Frying is cooking in the floating fat at about 140 to 180 ° C. The hot fat surrounds the food from all sides. It may only heat- resistant grease be used. During frying, the fat partly enters into the food, which on the one hand a change in taste, usually causes improvement, on the other hand is not always desirable for nutritional reasons. During frying occurs by the introduction of the frozen goods (example: Industrially prefabricated french fries) and the evaporation of water, a considerable heat loss, leading to the sudden reduction of the temperature of the hot fat. Similarly, a greater weight loss due the evaporation of water, which is compensated by the penetration of the fat only partially. A portion of cooking oil when frying penetrates into the fried food, four times as much, however, penetrates during cooling, when the water vapor condenses in the fried food and a vacuum would leave. The Frittierfettanteil is dependent on the type of deep-fried, the ratio of surface area to mass of the deep-fried and the design of draining. French fries contain for example about 6-12 % frying oil.

Stew

Braising is a combination of searing and then cooking, for example, when braised. For braising meat is to bindegewebsreiches.

Microwaves

Microwave ovens heat food by exciting the hydrated water molecules by means of electromagnetic radiation of appropriate frequency, just the microwave. Since the radiation has a gargutabhängige and thus finite penetration depth, the heating on the outside of the cooking starts. The effect is similar to that of cooking due to the closed cooking chamber and of the resulting high humidity.

See also: Poaching

Cooking times

When cooking time or cooking time, the time duration is referred to, which has to cook a food in order to then be edible and digestible for consumption.
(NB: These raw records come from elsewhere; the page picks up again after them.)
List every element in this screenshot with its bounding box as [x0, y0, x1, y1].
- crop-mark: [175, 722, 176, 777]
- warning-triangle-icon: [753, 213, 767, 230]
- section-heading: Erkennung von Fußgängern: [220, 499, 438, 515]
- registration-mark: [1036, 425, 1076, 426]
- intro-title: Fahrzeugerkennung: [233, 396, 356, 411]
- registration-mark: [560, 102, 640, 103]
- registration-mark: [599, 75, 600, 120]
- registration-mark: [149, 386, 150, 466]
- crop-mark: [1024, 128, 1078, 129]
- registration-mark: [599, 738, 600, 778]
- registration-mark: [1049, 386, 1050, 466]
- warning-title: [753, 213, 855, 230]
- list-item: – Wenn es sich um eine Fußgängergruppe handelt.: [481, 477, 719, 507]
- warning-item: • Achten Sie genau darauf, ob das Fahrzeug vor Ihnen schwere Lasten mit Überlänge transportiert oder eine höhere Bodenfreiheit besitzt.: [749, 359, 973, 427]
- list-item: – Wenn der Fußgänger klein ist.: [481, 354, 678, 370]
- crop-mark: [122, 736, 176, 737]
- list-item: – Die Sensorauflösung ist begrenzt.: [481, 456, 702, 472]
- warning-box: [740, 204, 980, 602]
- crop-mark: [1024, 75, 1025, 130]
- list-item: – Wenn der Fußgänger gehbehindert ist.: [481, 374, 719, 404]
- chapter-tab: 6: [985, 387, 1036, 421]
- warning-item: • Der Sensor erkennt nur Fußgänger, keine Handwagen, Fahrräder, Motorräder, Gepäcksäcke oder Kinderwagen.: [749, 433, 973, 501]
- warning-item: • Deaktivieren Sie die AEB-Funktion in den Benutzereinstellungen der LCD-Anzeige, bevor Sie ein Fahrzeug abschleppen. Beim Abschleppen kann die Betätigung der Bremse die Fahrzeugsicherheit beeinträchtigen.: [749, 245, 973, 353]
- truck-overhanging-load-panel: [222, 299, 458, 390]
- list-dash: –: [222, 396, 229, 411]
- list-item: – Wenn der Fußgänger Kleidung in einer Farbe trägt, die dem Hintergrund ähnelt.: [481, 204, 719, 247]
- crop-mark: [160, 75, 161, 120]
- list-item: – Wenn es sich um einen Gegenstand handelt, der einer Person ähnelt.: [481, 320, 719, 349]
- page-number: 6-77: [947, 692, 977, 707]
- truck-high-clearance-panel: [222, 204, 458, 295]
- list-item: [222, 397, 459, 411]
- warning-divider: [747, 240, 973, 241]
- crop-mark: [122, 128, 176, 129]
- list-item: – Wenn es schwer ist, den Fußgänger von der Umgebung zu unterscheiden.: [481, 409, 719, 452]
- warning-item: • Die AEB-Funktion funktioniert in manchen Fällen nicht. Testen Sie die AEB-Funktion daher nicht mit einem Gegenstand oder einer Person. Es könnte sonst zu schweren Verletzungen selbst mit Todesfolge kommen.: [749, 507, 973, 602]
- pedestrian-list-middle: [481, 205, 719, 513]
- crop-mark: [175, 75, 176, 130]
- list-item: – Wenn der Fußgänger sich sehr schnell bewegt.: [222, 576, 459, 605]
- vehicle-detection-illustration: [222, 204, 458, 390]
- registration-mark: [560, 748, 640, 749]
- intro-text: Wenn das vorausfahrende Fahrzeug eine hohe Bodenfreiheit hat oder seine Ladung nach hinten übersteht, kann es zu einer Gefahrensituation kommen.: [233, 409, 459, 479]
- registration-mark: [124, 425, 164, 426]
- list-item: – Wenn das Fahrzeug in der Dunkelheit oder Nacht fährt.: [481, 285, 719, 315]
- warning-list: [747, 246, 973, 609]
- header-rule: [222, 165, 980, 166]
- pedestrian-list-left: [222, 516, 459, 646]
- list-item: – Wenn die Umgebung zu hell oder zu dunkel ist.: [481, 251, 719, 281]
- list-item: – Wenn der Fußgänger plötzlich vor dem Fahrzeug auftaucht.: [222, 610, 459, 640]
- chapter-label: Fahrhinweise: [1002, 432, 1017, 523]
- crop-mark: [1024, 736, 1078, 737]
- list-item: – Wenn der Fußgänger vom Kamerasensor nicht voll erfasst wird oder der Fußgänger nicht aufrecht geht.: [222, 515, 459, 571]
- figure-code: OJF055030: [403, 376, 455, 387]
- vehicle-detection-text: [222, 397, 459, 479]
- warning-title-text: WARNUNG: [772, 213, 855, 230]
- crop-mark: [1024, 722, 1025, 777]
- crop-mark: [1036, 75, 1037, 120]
The cooking time is the cooking appliance, the applied method of cooking and the food to be cooked being used. At the same time play preferences in relation to the definition of " a food is even" an important role.

Doneness of meat

To measure the core temperature of the piece of meat, a meat thermometer is inserted into the piece of meat that the probe tip is in the center of the thickest part. The core temperatures in the table correspond to the temperature, which has the meat at the time of serving. Corresponding to the temperature compensation should be considered where the meat is subjected to the stick out. For example, to beef it will serve as Saignant cooked in a convection oven at 180 ° C and removed from the oven at a core temperature of 38 ° C. When standing off in a warm environment, the core temperature then rises up to 48 ° C. If the oven temperature is only 20 ° C above the cooking temperature to be achieved it is called low-temperature cooking. In this case there is only a low temperature equalization. Thus, the meat is cooked through to reach the desired temperature.